Turkish Meat Bread
Author and journalist Anissa Helou discovered this recipe during one of her many trips through the markets and bazaars of the Mediterranean region.
Martha Stewart Living Television
For the Dough
- 1/2 teaspoon active dry yeast
- 1/2 cup warm water (110 degrees)
- 1 3/4 cups all-purpose flour, plus more for kneading
- 1/4 teaspoon coarse salt
- 1 tablespoon extra-virgin olive oil
For the Topping
- 1 medium onion, very finely chopped
- 1 large tomato, peeled and finely diced
- 7 ounces (about 1 cup) lean ground lamb
- 1 teaspoon freshly squeezed lemon juice, or more to taste
- 1/2 teaspoon ground allspice
- 1/4 teaspoon ground cinnamon
- 1/4 teaspoon cayenne pepper
- 1/8 teaspoon finely ground black pepper
- Coarse salt
- Stir yeast into 1/4 cup of the water; set aside for 10 minutes.

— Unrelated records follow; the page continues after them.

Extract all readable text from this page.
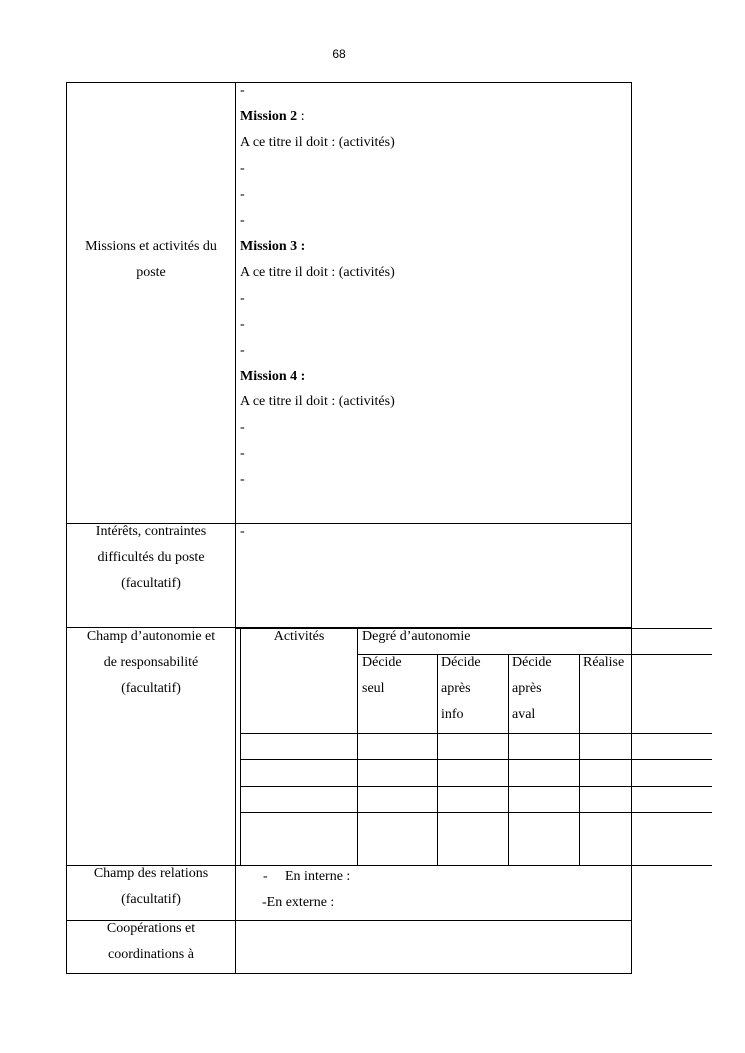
68
Missions et activités du
poste
-
Mission 2 :
A ce titre il doit : (activités)
-
-
-
Mission 3 :
A ce titre il doit : (activités)
-
-
-
Mission 4 :
A ce titre il doit : (activités)
-
-
-
Intérêts, contraintes
difficultés du poste
(facultatif)
-
Champ d’autonomie et
de responsabilité
(facultatif)
Activités	Degré d’autonomie
Décide
seul
Décide
après
info
Décide
après
aval
Réalise
Champ des relations
(facultatif)
- En interne :
-En externe :
Coopérations et
coordinations à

- Sift flour into a large bowl, and make a well in the center. Add salt and olive oil, and work in with your fingers, then add the yeast mixture and remaining 1/4 cup water. Transfer to a clean work surface, and knead for 5 minutes, or until you have a smooth, elastic dough. Cover the bowl with plastic wrap, and let rest in a warm place for 30 minutes.
- While the dough is resting, combine all the ingredients for the topping in a large bowl.
- Preheat the oven to 500 degrees. Line two baking sheet with parchment paper. Divide the dough into 4 equal pieces, and roll each into a ball. Take 1 ball, flatten it with your hands into a 5-inch disk, then pull and stretch into a long oval (the bread will be quite thin). Transfer to one of the prepared baking sheets. Using your fingers, make indentations just inside the edges. Spread a quarter of the topping all over. Repeat the procedure with the remaining dough and topping.
- Bake until lightly golden, 12 to 15 minutes. Serve immediately.